Last year, during a Museum of Vancouver lecture held to honour the 30th anniversary of Expo ’86, Bruno Freschi briefly mentioned that Expo Centre’s geodesic sphere was intended to perform as a massive outdoor screen. Coordinating with the teams behind Jumbotron and OMNIMAX, a workable design was presented but unfortunately did not proceed in the period leading up to Expo.

Footage provided courtesy of the Province of British Columbia. Royal BC Museum item number V1990:09/41

I conducted an interview with Bruno to talk about the design on Vancouver is Awesome. Some excerpts from the article are provided below:

JB: If you could make any tweaks to the design of the Expo Centre today what would you make?

BF: I would add the skin back because here’s the other side of it – it’s social architecture. One of the elements of that sphere is that it is a lantern to East Vancouver. Now, Vancouver still today has this West and East Main Street divide.  The Sphere was a “signaletic icon trying to create a bridge to East Vancouver. This was that magic lantern, with public space around it for people to sit around and watch stuff. It would have been a hit during Expo and Post-Expo. It could have been a fun legacy in the public domain of the waterfront.

JB: You mention the Jumbotron acting as building dematerialization, what do you imagine playing on that screen?

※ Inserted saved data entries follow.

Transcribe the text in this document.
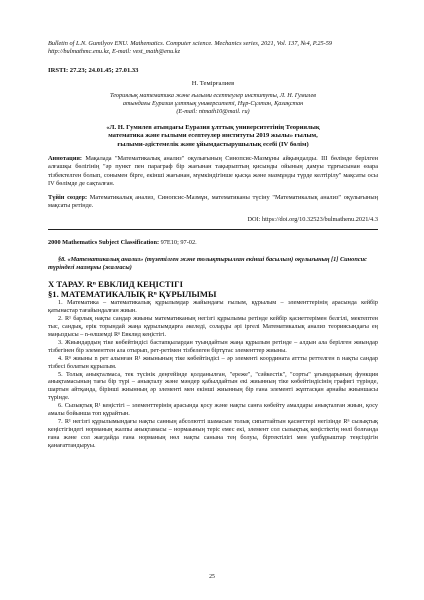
Bulletin of L.N. Gumilyov ENU. Mathematics. Computer science. Mechanics series, 2021, Vol. 137, №4, P.25-59
http://bulmathmc.enu.kz, E-mail: vest_math@enu.kz
IRSTI: 27.23; 24.01.45; 27.01.33
Н. Темірғалиев
Теориялық математика және ғылыми есептеулер институты, Л. Н. Гумилев
атындағы Еуразия ұлттық университеті, Нұр-Сұлтан, Қазақстан
(E-mail: ntmath10@mail. ru)
«Л. Н. Гумилев атындағы Еуразия ұлттық университетінің Теориялық
математика және ғылыми есептеулер институты 2019 жылы» ғылым,
ғылыми-әдістемелік және ұйымдастырушылық есебі (IV бөлім)
Аннотация: Мақалада "Математикалық анализ" оқулығының Синопсис-Мазмұны айқындалды. III бөлімде берілген алғашқы бөлігінің "әр пункт пен параграф бір жағынан тақырыптың қисынды ойының дамуы тұрғысынан өзара тізбектелген болып, сонымен бірге, екінші жағынан, мүмкіндігінше қысқа және мазмұнды түрде келтірілу" мақсаты осы IV бөлімде де сақталған.
Түйін сөздер: Математикалық анализ, Синопсис-Мазмұн, математиканы түсіну "Математикалық анализ" оқулығының мақсаты ретінде.
DOI: https://doi.org/10.32523/bulmathenu.2021/4.3
2000 Mathematics Subject Classification: 97E10; 97-02.
§8. «Математикалық анализ» (түзетілген және толықтырылған екінші басылым) оқулығының [1] Синопсис түріндегі мазмұны (жалғасы)
Х ТАРАУ. Rⁿ ЕВКЛИД КЕҢІСТІГІ
§1. МАТЕМАТИКАЛЫҚ Rⁿ ҚҰРЫЛЫМЫ

1. Математика – математикалық құрылымдар жайындағы ғылым, құрылым – элементтерінің арасында кейбір қатынастар тағайындалған жиын.

2. R¹ барлық нақты сандар жиыны математиканың негізгі құрылымы ретінде кейбір қасиеттерімен белгілі, мектептен тыс, сандық, ерік торындай жаңа құрылымдарға әкеледі, соларды әрі іргелі Математикалық анализ теориясындағы ең маңыздысы – n-өлшемді Rⁿ Евклид кеңістігі.

3. Жиындардың тіке көбейтіндісі бастапқылардан туындайтын жаңа құрылым ретінде – алдын ала берілген жиындар тізбегінен бір элементтен ала отырып, рет-ретімен тізбелеген біртұтас элементтер жиыны.

4. Rⁿ жиыны n рет алынған R¹ жиынының тіке көбейтіндісі – әр элементі координата аттты реттелген n нақты сандар тізбесі болатын құрылым.

5. Толық анықталмаса, тек түсінік деңгейінде қолданылған, "ереже", "сәйкестік", "сорты" ұғымдарының функция анықтамасының тағы бір түрі – анықталу және мәндер қабылдайтын екі жиынның тіке көбейтіндісінің графигі түрінде, шартын айтқанда, бірінші жиынның әр элементі мен екінші жиынның бір ғана элементі жұптасқан арнайы жиыншасы түрінде.

6. Сызықтық R¹ кеңістігі – элементтерінің арасында қосу және нақты санға көбейту амалдары анықталған жиын, қосу амалы бойынша топ құрайтын.

7. R¹ негізгі құрылымындағы нақты санның абсолютті шамасын толық сипаттайтын қасиеттері негізінде Rⁿ сызықтық кеңістігіндегі норманың жалпы анықтамасы – нормаының теріс емес екі, элемент сол сызықтық кеңістіктің нөлі болғанда ғана және сол жағдайда ғана норманың нөл нақты санына тең болуы, біртектілігі мен үшбұрыштар теңсіздігін қанағаттандыруы.

25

BF: Anything you could do on a screen you could do there. You could run movies free to the world, or it could be commercials (which is dangerous). One can imagine live global events being broadcast to the public in open public space, I told you the little story about the projections on the sides of buildings; I was always struck by that kind of phenomenon because the building goes away and you are in the ennui of the movie, or whatever the projection is. All decoration in history tries to do that. If you study the Baroque world: Borromini, Bernini, all those guys – you discover that they are interested in that subject of dematerialization and illusion. Here we could have done it as intentional public media in the public domain.

Is it too late to resurrect a 30+ year old idea and clad the geodesic sphere in exterior screens today? Would the public be in favour of the various installations that could be programmed onto the sphere? Would commercial interests dominate its use or could the Signage By-Law limit advertisements?

Would there be outcry against light pollution? The lights from the GM pavilion had to be shut off due to their brightness, although today we have the lights from BC Place Stadium.